6.8.13

Utopias e irrealismos



Nuno Ramos de Almeida escreve hoje um excelente texto no jornal «i», do qual extraio estes parágrafos: 

«Depois de mais de 30 anos de "realismo", temos Paulo Portas no governo, tivemos Miguel Relvas no executivo e fomos realisticamente comandados pelos políticos do centrão. Podemos dizer que, em resumo, uma quantidade de gente fez excelentes negócios, mas os portugueses só ficaram a perder: temos o país mais desigual e dos mais atrasados da União Europeia, com os gestores das grandes empresas mais bem pagos da dita cuja. (...)
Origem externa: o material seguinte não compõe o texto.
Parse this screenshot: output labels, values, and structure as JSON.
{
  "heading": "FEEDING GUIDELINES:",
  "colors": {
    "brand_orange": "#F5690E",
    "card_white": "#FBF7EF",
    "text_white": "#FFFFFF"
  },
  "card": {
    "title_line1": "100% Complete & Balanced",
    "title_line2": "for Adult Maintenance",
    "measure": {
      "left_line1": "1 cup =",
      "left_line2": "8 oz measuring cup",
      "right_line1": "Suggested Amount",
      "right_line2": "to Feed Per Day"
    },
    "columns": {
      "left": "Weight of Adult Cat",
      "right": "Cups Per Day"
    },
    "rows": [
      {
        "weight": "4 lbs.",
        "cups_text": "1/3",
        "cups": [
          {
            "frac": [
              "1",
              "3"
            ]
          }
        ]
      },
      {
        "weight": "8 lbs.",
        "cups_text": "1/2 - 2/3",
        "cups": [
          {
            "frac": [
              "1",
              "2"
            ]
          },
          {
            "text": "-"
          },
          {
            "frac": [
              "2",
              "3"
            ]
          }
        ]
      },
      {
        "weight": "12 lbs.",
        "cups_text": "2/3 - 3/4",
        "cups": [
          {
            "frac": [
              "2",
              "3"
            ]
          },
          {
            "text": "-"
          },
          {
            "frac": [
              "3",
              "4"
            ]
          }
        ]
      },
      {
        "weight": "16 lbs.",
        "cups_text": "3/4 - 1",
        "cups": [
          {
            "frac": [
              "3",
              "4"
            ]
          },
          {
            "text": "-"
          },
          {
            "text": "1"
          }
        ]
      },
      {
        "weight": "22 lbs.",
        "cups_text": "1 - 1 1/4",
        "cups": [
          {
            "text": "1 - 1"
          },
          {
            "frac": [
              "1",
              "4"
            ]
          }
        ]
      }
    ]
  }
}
No outro prato da balança temos a utopia e o irrealismo. Foram gerações de pessoas que eram pouco realistas que combateram durante 48 anos pela liberdade em Portugal. Seria para eles muito mais cómodo calar e comer. Mas assumiram decisões perigosas, foram irrealistas e ajudaram a conquistar a liberdade que hoje temos. No meio da noite da ditadura a liberdade não passava de uma utopia.

Dizem-nos os mercadores do templo em geral e os "realistas" portugueses em particular que tudo isso é metade da questão: a história está cheia de utopias sangrentas. Verdade. Mas foi dessa massa que nasceu tudo aquilo que de transcendentemente humano conquistámos. Sem excessos, paixões e entrega seríamos escravos. Foi de uma história generosa e por vezes sangrenta que se fizeram as revoluções, como a Francesa, que nos permitiram sonhar em liberdade, querer mais igualdade e fraternidade.»

O que Nuno Ramos de Almeida não explicita, mas eu acrescento, é que o «irrealismo» e a a «utopia» de que fala, os tais que fazem avançar a História, coexistem, mas resistem, à aparente força das percentagens, quase norte-coreanas, dos que afirmam preferir o statu quo, com ou sem alguma pequena cosmética. Sempre foi assim. Identificar essas maiorias com «a força do povo» não passa de uma mistificação, até porque elas não têm uma identidade própria e são volúveis por natureza: as mesmas pessoas que aplaudiram Marcelo Caetano no estádio do Sporting poucos dias antes do 25 de Abril deram mais do que sinceros vivas à liberdade no Largo do Carmo. Nunca foram as maiorias que tomaram a dianteira das grandes iniciativas, tal como nunca foram consensos nivelados pelo mal menor que venceram as grandes crises. E não será com eles que sairemos desta.